In our review below, we shed some light on the judiciary’s attitude towards opportunistic claimants.
Condemnation of the “kitchen sink” approach – William Stadler v Currys Group Limited [2022] EWHC 160 (QB)
Whilst claimants continue to pile up multiple causes of action in data breach compensation cases, presumably, in the hope of increasing their prospects of a successful recovery, this approach appears to have the opposite effect, as the claimant in this case discovered.
Mr. Stadler purchased a Smart TV from Currys in September 2016. Mr. Stadler logged into various apps, including Amazon Prime, but returned the TV to Currys in September 2020 for repair. Mr. Stadler was not asked to wipe the data from the TV before returning it and did not log out of any apps before leaving it with Currys.
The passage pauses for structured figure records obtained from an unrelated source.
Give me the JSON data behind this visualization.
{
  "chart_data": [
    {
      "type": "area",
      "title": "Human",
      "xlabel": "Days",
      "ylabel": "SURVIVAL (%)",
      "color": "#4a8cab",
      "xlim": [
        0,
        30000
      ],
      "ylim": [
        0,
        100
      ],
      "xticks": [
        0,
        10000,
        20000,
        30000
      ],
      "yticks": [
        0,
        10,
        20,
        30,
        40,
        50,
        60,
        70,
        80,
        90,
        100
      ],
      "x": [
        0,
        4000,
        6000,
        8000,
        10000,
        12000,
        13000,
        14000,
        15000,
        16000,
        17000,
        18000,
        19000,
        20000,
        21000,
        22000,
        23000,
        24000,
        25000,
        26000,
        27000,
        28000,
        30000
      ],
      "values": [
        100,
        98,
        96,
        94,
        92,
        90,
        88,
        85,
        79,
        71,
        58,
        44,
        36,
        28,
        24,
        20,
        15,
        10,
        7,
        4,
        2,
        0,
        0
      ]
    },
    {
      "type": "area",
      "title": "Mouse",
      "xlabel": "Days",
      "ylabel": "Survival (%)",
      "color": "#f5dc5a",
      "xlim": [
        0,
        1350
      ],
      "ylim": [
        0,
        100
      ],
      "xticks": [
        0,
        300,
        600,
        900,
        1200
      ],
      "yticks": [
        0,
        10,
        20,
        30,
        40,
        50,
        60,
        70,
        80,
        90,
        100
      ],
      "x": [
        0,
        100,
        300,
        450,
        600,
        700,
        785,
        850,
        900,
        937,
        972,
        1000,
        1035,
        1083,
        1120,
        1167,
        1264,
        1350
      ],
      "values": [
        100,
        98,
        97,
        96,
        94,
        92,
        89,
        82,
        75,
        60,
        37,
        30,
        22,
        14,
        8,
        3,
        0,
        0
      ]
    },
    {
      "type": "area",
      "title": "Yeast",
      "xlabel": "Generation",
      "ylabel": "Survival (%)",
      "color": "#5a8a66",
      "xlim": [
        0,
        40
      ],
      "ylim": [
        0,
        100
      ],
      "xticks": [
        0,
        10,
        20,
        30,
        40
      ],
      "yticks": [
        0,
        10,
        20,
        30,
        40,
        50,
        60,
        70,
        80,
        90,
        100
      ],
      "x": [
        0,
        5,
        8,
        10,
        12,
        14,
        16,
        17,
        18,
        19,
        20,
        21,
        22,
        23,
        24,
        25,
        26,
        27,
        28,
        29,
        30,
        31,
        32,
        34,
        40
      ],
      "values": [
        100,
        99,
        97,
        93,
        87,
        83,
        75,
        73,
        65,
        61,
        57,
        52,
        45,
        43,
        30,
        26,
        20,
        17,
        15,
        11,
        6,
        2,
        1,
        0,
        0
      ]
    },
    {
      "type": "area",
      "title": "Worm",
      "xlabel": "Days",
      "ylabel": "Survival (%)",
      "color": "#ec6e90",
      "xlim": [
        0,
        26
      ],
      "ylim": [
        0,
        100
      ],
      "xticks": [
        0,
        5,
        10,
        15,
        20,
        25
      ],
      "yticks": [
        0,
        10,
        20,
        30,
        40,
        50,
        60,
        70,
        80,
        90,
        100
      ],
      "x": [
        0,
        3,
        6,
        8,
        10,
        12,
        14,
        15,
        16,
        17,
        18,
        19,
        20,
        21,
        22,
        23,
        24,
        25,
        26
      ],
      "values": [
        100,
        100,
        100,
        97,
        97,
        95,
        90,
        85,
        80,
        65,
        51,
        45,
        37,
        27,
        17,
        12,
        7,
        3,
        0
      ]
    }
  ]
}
Repairing the TV was considered too costly, so Currys wrote it off and sold it to a third-party company without having wiped the data from it. Someone subsequently purchased a film from Stadler’s Amazon account.
Mr. Stalder telephoned Currys, who reimbursed him for the cost of the film and ensured that he had logged out of all apps and changed the password. Currys also gave Mr. Stadler a £200 shopping voucher as a gesture of goodwill. Nonetheless, Mr. Stadler went on to issue proceedings, alleging misuse of private information, breach of confidence, negligence, and breach of data protection laws (Article 82 of the UK GDPR and the Data Protection Act 2018). He claimed aggravated and exemplary damages up to £5000, as well as an injunction requiring compliance with the data protection law in question and a declaration that the data processing had breached Article 5(1) of the GDPR.
Currys applied for a strikeout on the basis that Mr. Stadler had no reasonable grounds for making a claim, pointing out that he had already been compensated and that it would be an abuse to allow him to proceed with costly litigation in such circumstances.
The judge found that Mr. Stadler had not pleaded his case adequately – the confidential information in question was not properly identified, nor was the obligation of confidence, and it was unclear what constituted the alleged misuse given that Currys had not taken any positive action to leak the data and in fact had no actual knowledge of the misuse of the data. A failure to wipe the device was insufficient for either a breach of confidence or misuse of private information claim. Mr. Stadler’s negligence claim failed because there was no actionable harm; Currys had already reimbursed Mr. Stadler financially and distress was insufficient for negligence without a resulting recognized psychiatric illness. In addition, there was no need to impose an additional duty of care when data protection legislation already imposed an adequate duty.